Potrebbe essere molto roseo se ci fosse qualcuno che credesse nell’impresa. Certo oggi non è facile puntare sulle due ruote, ma come ha dimostrato la Piaggio si possono fare operazioni di rilancio e di risanamento gestionale. Il Marchio Moto Guzzi è un vero e proprio “status symbol” che può essere riproposto in mille modi (Ducati insegna), ma deve essere accompagnato da un prodotto di alta qualità, come aveva cominciato a fare l’Aprilia.
Innanzitutto va rinnovato ed aggiornato tecnicamente il motore e sia Piaggio che Ducati sono in grado di poter intervenire in questo campo. La Casa di Pontedera avrebbe poi la capacità industriale di produrli, lasciando a Mandello del Lario, forse soltanto una presenza simbolica, istituzionale.
Anche come ideazione di modelli i due competitors sono sullo stesso piano, purchè la Ducati torni a proposte più emotive (quelle che scatenarono emozioni non più ripetute come la 916 o la Monster), mentre per la Piaggio si tratta di una sfida nuova.
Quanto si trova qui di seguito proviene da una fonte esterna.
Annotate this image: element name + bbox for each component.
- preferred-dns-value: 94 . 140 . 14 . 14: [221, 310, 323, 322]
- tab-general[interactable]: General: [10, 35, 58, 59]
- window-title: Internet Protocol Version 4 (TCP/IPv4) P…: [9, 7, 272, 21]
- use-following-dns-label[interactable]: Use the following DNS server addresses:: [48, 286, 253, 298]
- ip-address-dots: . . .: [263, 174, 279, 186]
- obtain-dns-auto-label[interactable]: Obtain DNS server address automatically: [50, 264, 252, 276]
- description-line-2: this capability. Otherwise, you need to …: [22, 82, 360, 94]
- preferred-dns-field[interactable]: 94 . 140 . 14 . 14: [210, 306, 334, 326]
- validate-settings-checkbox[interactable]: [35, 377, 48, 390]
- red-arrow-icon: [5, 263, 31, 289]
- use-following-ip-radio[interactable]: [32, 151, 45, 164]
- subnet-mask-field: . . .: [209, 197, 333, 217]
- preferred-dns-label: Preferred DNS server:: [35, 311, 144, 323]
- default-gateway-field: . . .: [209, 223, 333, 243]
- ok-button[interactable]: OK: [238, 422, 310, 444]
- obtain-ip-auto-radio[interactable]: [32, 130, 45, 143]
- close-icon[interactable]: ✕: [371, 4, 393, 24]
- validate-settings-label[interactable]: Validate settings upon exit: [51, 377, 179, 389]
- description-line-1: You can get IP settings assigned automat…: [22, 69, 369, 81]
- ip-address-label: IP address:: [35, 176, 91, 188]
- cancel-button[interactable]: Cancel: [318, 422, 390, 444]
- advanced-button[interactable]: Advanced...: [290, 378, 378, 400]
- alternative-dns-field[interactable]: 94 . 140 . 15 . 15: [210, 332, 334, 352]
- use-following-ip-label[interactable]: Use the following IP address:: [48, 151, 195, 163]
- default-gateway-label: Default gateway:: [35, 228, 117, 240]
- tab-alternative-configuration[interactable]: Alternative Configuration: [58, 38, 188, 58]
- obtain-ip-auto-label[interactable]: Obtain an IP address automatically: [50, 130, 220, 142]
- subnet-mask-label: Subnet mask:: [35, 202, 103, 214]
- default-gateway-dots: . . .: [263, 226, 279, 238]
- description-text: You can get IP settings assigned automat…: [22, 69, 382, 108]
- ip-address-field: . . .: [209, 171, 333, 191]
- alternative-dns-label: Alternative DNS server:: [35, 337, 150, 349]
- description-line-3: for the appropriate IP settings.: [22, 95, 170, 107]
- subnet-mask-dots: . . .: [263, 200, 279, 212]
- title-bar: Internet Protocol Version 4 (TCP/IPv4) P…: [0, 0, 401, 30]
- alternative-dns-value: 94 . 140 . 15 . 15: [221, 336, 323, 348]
I segmenti da aggredire come Guzzi sono, a nostro giudizio, quelli delle sportive con prodotti come la MGS-01 e quelli delle turistiche con l’evoluzione della California. Da non trascurare le “basiche” come la Breva. Insomma, i presupposti ci sono tutti, basta che qualcuno di decida...
UNA TRADIZIONE DA CORSA
La Moto Guzzi ha una lunga storia agonistica che terminò nel 1957 con il “gran ritiro” delle Case italiane. Prima di allora la Casa di Mandello aveva vinto sette titoli mondiali conduttori ed altrettanti Marche, nelle classi 250 e 350. Nella quarto di litro conquistò tre titoli costruttori negli stessi anni nei quali si imposero i suoi piloti: nel ’49 e nel ’51 con Bruno Ruffo e nel ’52 (Enrico Lorenzetti).
Nella 350 i titoli costruttori furono quattro, dal ’53 al 56, mentre i suoi piloti trionfarono nel ’53 e ’54 con l’inglese Fergus Anderson, nel ’55 e ’56 con l’altro inglese Bill Lomas e nel ’57 con l’australiano Keth Campbell.
In totale la Moto Guzzi ha vinto 45 gran premi così suddivisi: diciotto nella 250, ventiquattro nella 350 e tre nella 500.